The founding of the school was the result of activist mothers' desire to provide college preparatory training for their girls. A plan to admit girls to the Public Latin School for boys was formed by an executive committee of the Massachusetts Society for the University Education of Women. Three visionary and driving members of this executive committee, Emily Talbot, Florence Cushing and Annie Fields, deserve much of the credit for the school's founding. Henry Durant, founder and president of Wellesley College, and one of the most brilliant legal minds in Boston, was also instrumental in outlining the legal route for the school to be established.
Several petitions with thousands of signatures were presented to the Boston School Committee in September 1877 asking that the same college preparation offered to boys at the Public Latin School be made available to girls. The board referred the question to its Subcommittee on High Schools. Meanwhile Emily Talbot met with the headmaster of the Public Latin School and asked that her daughter and another girl be admitted. Although Headmaster Moses Merrill was willing to teach the girls, he thought it best to wait for the Boston School Committee's decision. Ultimately, it was recommended that a separate Latin School for girls be established.

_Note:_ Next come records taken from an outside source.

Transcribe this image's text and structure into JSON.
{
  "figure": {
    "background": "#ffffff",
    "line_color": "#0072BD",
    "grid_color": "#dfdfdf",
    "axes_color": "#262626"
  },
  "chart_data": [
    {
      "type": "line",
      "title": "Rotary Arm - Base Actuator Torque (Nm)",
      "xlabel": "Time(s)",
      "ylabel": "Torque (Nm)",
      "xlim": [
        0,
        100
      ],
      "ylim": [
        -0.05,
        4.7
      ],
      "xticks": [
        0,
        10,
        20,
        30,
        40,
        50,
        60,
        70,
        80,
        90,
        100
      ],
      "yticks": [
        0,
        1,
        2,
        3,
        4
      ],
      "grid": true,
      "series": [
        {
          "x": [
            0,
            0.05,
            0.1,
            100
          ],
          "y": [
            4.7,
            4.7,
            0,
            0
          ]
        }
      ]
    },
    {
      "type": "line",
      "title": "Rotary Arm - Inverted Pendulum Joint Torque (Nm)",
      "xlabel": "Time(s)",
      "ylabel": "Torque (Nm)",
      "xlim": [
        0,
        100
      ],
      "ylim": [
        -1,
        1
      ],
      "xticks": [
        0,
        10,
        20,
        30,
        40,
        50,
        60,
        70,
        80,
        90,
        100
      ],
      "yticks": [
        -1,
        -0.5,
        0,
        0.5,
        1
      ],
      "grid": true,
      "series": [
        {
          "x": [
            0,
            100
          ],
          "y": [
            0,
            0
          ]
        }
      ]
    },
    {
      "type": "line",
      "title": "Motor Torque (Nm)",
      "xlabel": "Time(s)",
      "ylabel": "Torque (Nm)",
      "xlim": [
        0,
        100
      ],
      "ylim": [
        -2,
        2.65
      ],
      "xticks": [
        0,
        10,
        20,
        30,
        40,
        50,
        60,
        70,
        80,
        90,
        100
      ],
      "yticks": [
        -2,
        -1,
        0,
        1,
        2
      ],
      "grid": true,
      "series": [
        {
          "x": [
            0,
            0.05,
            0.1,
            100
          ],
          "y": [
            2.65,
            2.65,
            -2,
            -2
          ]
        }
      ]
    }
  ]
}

Girls' Latin School opened on West Newton Street in Boston's South End on February 12, 1878. The school had only thirty-seven pupils in three classes. The first thirty-seven students were divided according to aptitude into the Sixth, Fifth and Third classes. The six students in the first graduating class in 1880 were Alice M. Mills, Charlotte W. Rogers, Vida D. Scudder, Mary L. Mason, Alice S. Rollins and Miriam S. Witherspoon; all six were accepted to Smith College.
By the time GLS celebrated its 25th Anniversary in 1903, it had achieved the reputation as one of the finest college preparatory schools in the United States. The number of students continued to grow each year as a result of its academic achievements.
When the number of students exceeded 350 in 1898, the school committee moved the first four classes to a building in Copley Square vacated by the Chauncy Hall School, while the fifth and sixth remained in the old building. In 1907, Girls' Latin School moved into a brand new building, shared with the Normal School, located on Huntington Avenue in the Fenway.
The school remained in the Fenway until 1955, when Teachers' College (formerly the Normal School) expanded, forcing Girls' Latin School to relocate to the former Dorchester High School for Girls building located in Codman Square. In 1971, the School Committee recognized a new state law which ended sex discrimination in the two Latin Schools. This legislation was known as Massachusetts Law Chapter 622 of the Acts of 1971. In 1972, boys were admitted for the first time to Girls Latin School. The school name was changed in 1975, and the first graduating class of Boston Latin Academy matriculated in 1977.
In 1981, Latin Academy moved back into the Fenway area, this time to Ipswich Street across from Fenway Park. It remained there until the summer of 1991 when it moved again, this time to its present location in the former Boston Technical High School, located on Townsend Street in Dorchester. Just under 1800 students attend Boston Latin Academy today.